In his most recent book, “Runaway Technology: Can Law Keep Up?”, Prof. Fairfield calls the bluff of the Silicon Valley’s barons and mandarins who claim that the law can never support the pace of rampant technological change. On the contrary, he says, law can certainly keep up and stay the course, precisely because it is a type of technology - a carefully-specified social system constructed by humans out of cooperative fictions like firms, nations, and money.
The ongoing tension between technology designers and lawyers can perhaps be attributed to the fact that they are both tasked with precisely defining how the world is to work, but they use radically different languages to do it. The engineering nuances of Python and VHDL are balanced by the legal precision of pronominal adverbs like whereof and thereafter, and arcane terms of art like promissory estoppel and ceteris paribus.
Joshua is well-placed to straddle the gulf between these two disciplines, having been a software technology entrepreneur in the language-learning field before taking up the law. He has used his unique synthesizing skills to advise US government on policy matters of digital national security, online civil liberties, and global research ethics for virtual communities.

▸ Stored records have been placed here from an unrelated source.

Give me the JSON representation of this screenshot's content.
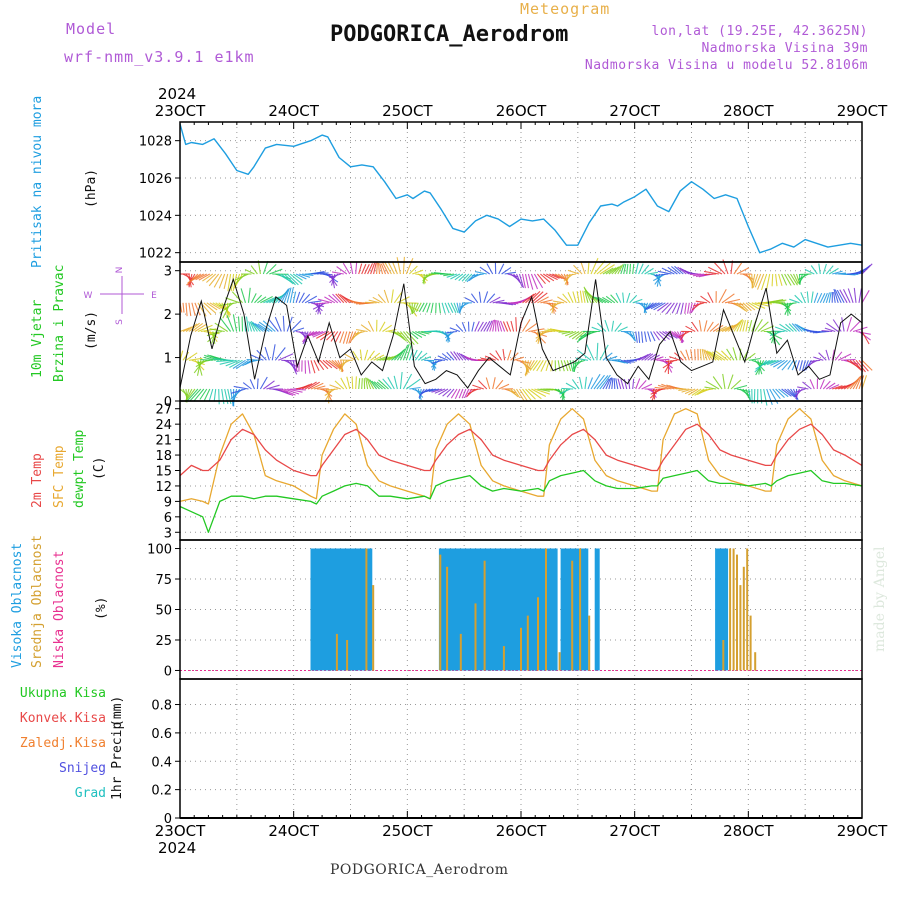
{
  "header": {
    "model_label": "Model",
    "model_name": "wrf-nmm_v3.9.1 e1km",
    "chart_type": "Meteogram",
    "station": "PODGORICA_Aerodrom",
    "coords": "lon,lat (19.25E, 42.3625N)",
    "elevation": "Nadmorska Visina 39m",
    "model_elevation": "Nadmorska Visina u modelu 52.8106m"
  },
  "footer": {
    "station": "PODGORICA_Aerodrom",
    "watermark": "made by Angel"
  },
  "axis": {
    "year": "2024",
    "dates": [
      "23OCT",
      "24OCT",
      "25OCT",
      "26OCT",
      "27OCT",
      "28OCT",
      "29OCT"
    ]
  },
  "colors": {
    "pressure": "#1e9ee0",
    "temp2m": "#e84848",
    "sfc": "#e8a830",
    "dew": "#22c822",
    "cloud_high": "#1e9ee0",
    "cloud_mid": "#d4a030",
    "cloud_low": "#e83090"
  },
  "chart_data": [
    {
      "type": "line",
      "panel": "pressure",
      "ylabel_main": "Pritisak na nivou mora",
      "unit": "(hPa)",
      "yticks": [
        "1022",
        "1024",
        "1026",
        "1028"
      ],
      "ylim": [
        1021.5,
        1029
      ],
      "x_days": [
        0,
        0.05,
        0.1,
        0.2,
        0.3,
        0.4,
        0.5,
        0.6,
        0.65,
        0.75,
        0.85,
        1.0,
        1.15,
        1.25,
        1.3,
        1.4,
        1.5,
        1.6,
        1.7,
        1.8,
        1.9,
        2.0,
        2.05,
        2.15,
        2.2,
        2.3,
        2.4,
        2.5,
        2.6,
        2.7,
        2.8,
        2.9,
        3.0,
        3.1,
        3.2,
        3.3,
        3.4,
        3.5,
        3.6,
        3.7,
        3.8,
        3.85,
        3.9,
        4.0,
        4.1,
        4.2,
        4.3,
        4.4,
        4.5,
        4.6,
        4.7,
        4.8,
        4.9,
        5.0,
        5.1,
        5.2,
        5.3,
        5.4,
        5.5,
        5.6,
        5.7,
        5.8,
        5.9,
        6.0
      ],
      "series": [
        {
          "values": [
            1028.9,
            1027.8,
            1027.9,
            1027.8,
            1028.1,
            1027.3,
            1026.4,
            1026.2,
            1026.6,
            1027.6,
            1027.8,
            1027.7,
            1028.0,
            1028.3,
            1028.2,
            1027.1,
            1026.6,
            1026.7,
            1026.6,
            1025.8,
            1024.9,
            1025.1,
            1024.9,
            1025.3,
            1025.2,
            1024.3,
            1023.3,
            1023.1,
            1023.7,
            1024.0,
            1023.8,
            1023.4,
            1023.8,
            1023.7,
            1023.8,
            1023.2,
            1022.4,
            1022.4,
            1023.6,
            1024.5,
            1024.6,
            1024.5,
            1024.7,
            1025.0,
            1025.4,
            1024.5,
            1024.2,
            1025.3,
            1025.8,
            1025.4,
            1024.9,
            1025.1,
            1024.9,
            1023.4,
            1022.0,
            1022.2,
            1022.5,
            1022.3,
            1022.7,
            1022.5,
            1022.3,
            1022.4,
            1022.5,
            1022.4
          ]
        }
      ]
    },
    {
      "type": "line",
      "panel": "wind",
      "ylabel_main": "10m Vjetar",
      "ylabel_sub": "Brzina i Pravac",
      "unit": "(m/s)",
      "yticks": [
        "0",
        "1",
        "2",
        "3"
      ],
      "ylim": [
        0,
        3.2
      ],
      "compass": {
        "n": "N",
        "s": "S",
        "w": "W",
        "e": "E"
      },
      "series": [
        {
          "name": "Brzina",
          "values": [
            0.3,
            1.5,
            2.3,
            1.2,
            2.1,
            2.8,
            2.0,
            0.5,
            1.6,
            2.4,
            2.2,
            0.8,
            1.5,
            0.9,
            1.8,
            1.0,
            1.2,
            0.6,
            0.9,
            0.7,
            1.5,
            2.7,
            0.8,
            0.4,
            0.5,
            0.7,
            0.6,
            0.3,
            0.7,
            1.0,
            0.8,
            0.6,
            1.8,
            2.4,
            1.2,
            0.7,
            0.8,
            0.9,
            1.1,
            2.8,
            1.0,
            0.6,
            0.4,
            0.8,
            0.5,
            1.3,
            1.6,
            0.9,
            0.7,
            0.8,
            0.9,
            2.1,
            1.5,
            0.9,
            1.8,
            2.6,
            1.1,
            1.4,
            0.6,
            0.8,
            0.5,
            0.6,
            1.8,
            2.0,
            1.8
          ]
        }
      ]
    },
    {
      "type": "line",
      "panel": "temperature",
      "ylabel_t2m": "2m Temp",
      "ylabel_sfc": "SFC Temp",
      "ylabel_dew": "dewpt Temp",
      "unit": "(C)",
      "yticks": [
        "3",
        "6",
        "9",
        "12",
        "15",
        "18",
        "21",
        "24",
        "27"
      ],
      "ylim": [
        1.5,
        28.5
      ],
      "x_days": [
        0,
        0.1,
        0.2,
        0.25,
        0.35,
        0.45,
        0.55,
        0.65,
        0.75,
        0.85,
        1.0,
        1.15,
        1.2,
        1.25,
        1.35,
        1.45,
        1.55,
        1.65,
        1.75,
        1.85,
        2.0,
        2.15,
        2.2,
        2.25,
        2.35,
        2.45,
        2.55,
        2.65,
        2.75,
        2.85,
        3.0,
        3.15,
        3.2,
        3.25,
        3.35,
        3.45,
        3.55,
        3.65,
        3.75,
        3.85,
        4.0,
        4.15,
        4.2,
        4.25,
        4.35,
        4.45,
        4.55,
        4.65,
        4.75,
        4.85,
        5.0,
        5.15,
        5.2,
        5.25,
        5.35,
        5.45,
        5.55,
        5.65,
        5.75,
        5.85,
        6.0
      ],
      "series": [
        {
          "name": "2m Temp",
          "values": [
            14,
            16,
            15,
            15,
            17,
            21,
            23,
            22,
            19,
            17,
            15,
            14,
            14,
            16,
            19,
            22,
            23,
            21,
            18,
            17,
            16,
            15,
            15,
            17,
            20,
            22,
            23,
            21,
            18,
            17,
            16,
            15,
            15,
            17,
            20,
            22,
            23,
            21,
            18,
            17,
            16,
            15,
            15,
            17,
            20,
            23,
            24,
            22,
            19,
            18,
            17,
            16,
            16,
            18,
            21,
            23,
            24,
            22,
            19,
            18,
            16
          ]
        },
        {
          "name": "SFC Temp",
          "values": [
            9,
            9.5,
            9,
            8.5,
            18,
            24,
            26,
            22,
            14,
            13,
            12,
            10,
            9.5,
            18,
            23,
            26,
            24,
            16,
            13,
            12,
            11,
            10,
            9.5,
            19,
            24,
            26,
            24,
            16,
            13,
            12,
            11,
            10,
            10,
            20,
            25,
            27,
            25,
            17,
            14,
            13,
            12,
            11,
            11,
            21,
            26,
            27,
            26,
            17,
            14,
            13,
            12,
            11,
            11,
            20,
            25,
            27,
            25,
            17,
            14,
            13,
            12
          ]
        },
        {
          "name": "dewpt Temp",
          "values": [
            8,
            7,
            6,
            3,
            9,
            10,
            10,
            9.5,
            10,
            10,
            9.5,
            9,
            8.5,
            10,
            11,
            12,
            12.5,
            12,
            10,
            10,
            9.5,
            10,
            9.5,
            12,
            13,
            13.5,
            14,
            12,
            11,
            11.5,
            11,
            11.5,
            11,
            13,
            14,
            14.5,
            15,
            13,
            12,
            11.5,
            11.5,
            12,
            12,
            13.5,
            14,
            14.5,
            15,
            13,
            12.5,
            12.5,
            12,
            12.5,
            12,
            13,
            14,
            14.5,
            15,
            13,
            12.5,
            12.5,
            12
          ]
        }
      ]
    },
    {
      "type": "bar",
      "panel": "clouds",
      "ylabel_high": "Visoka Oblacnost",
      "ylabel_mid": "Srednja Oblacnost",
      "ylabel_low": "Niska Oblacnost",
      "unit": "(%)",
      "yticks": [
        "0",
        "25",
        "50",
        "75",
        "100"
      ],
      "ylim": [
        -7,
        107
      ],
      "series": [
        {
          "name": "Visoka Oblacnost",
          "x_days": [
            1.17,
            1.2,
            1.23,
            1.27,
            1.3,
            1.33,
            1.37,
            1.4,
            1.43,
            1.47,
            1.5,
            1.53,
            1.57,
            1.6,
            1.63,
            1.67,
            2.3,
            2.33,
            2.37,
            2.4,
            2.43,
            2.47,
            2.5,
            2.53,
            2.57,
            2.6,
            2.63,
            2.67,
            2.7,
            2.73,
            2.77,
            2.8,
            2.83,
            2.87,
            2.9,
            2.93,
            2.97,
            3.0,
            3.03,
            3.07,
            3.1,
            3.13,
            3.17,
            3.2,
            3.23,
            3.27,
            3.3,
            3.37,
            3.4,
            3.43,
            3.47,
            3.5,
            3.53,
            3.57,
            3.67,
            4.73,
            4.77,
            4.8
          ],
          "values": [
            100,
            100,
            100,
            100,
            100,
            100,
            100,
            100,
            100,
            100,
            100,
            100,
            100,
            100,
            100,
            100,
            100,
            100,
            100,
            100,
            100,
            100,
            100,
            100,
            100,
            100,
            100,
            100,
            100,
            100,
            100,
            100,
            100,
            100,
            100,
            100,
            100,
            100,
            100,
            100,
            100,
            100,
            100,
            100,
            100,
            100,
            100,
            100,
            100,
            100,
            100,
            100,
            100,
            100,
            100,
            100,
            100,
            100
          ]
        },
        {
          "name": "Srednja Oblacnost",
          "x_days": [
            1.38,
            1.47,
            1.64,
            1.7,
            2.29,
            2.35,
            2.47,
            2.6,
            2.68,
            2.85,
            3.0,
            3.06,
            3.15,
            3.22,
            3.34,
            3.45,
            3.52,
            3.6,
            4.78,
            4.84,
            4.87,
            4.9,
            4.93,
            4.96,
            4.99,
            5.02,
            5.06
          ],
          "values": [
            30,
            25,
            100,
            70,
            95,
            85,
            30,
            55,
            90,
            20,
            35,
            45,
            60,
            100,
            15,
            90,
            100,
            45,
            25,
            100,
            100,
            95,
            70,
            85,
            100,
            45,
            15
          ]
        },
        {
          "name": "Niska Oblacnost",
          "x_days": [],
          "values": []
        }
      ]
    },
    {
      "type": "bar",
      "panel": "precipitation",
      "ylabel": "1hr Precip",
      "unit": "(mm)",
      "yticks": [
        "0",
        "0.2",
        "0.4",
        "0.6",
        "0.8"
      ],
      "ylim": [
        0,
        0.98
      ],
      "legend": [
        "Ukupna Kisa",
        "Konvek.Kisa",
        "Zaledj.Kisa",
        "Snijeg",
        "Grad"
      ],
      "legend_colors": [
        "#22c822",
        "#e84848",
        "#f08030",
        "#5050e0",
        "#20c0c0"
      ],
      "series": []
    }
  ]
}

Prof. Fairfield studied at Swarthmore College and the University of Chicago Law School, and for the last fourteen years has been on the faculty of Washington and Lee University School of Law.
Episode
Resources:
About Our Host:
Karim Nurani
Investor and Entrepreneur
Chief Strategy Officer, Linqto
Fearless innovator. Perpetual student. Equal parts irrepressible and curious, always scanning the horizon for a better way. This is how Karim Nurani is routinely described by those who know him best.
This particular handful of traits has served him exceedingly well across three decades as an entrepreneur, investor, and advisor. It’s a journey marked by the formation and successful guidance of over a hundred startups from mining to process manufacturing, leadership in a number of top venture firms, and lucrative forays into markets as diverse as IoT, GreenTech, SAAS, and FinTech. His special power is a rare ability to embrace the multiplicity of perspectives and mindsets that coexist in the business realm—entrepreneur, executive, investor; early-stage, IPO, and established enterprise.
A great believer in the law of mutual attraction, he puts great stake in relationships with like-minded thinkers across sectors and around the globe—an endless source of inspiration, knowledge, and exciting opportunity.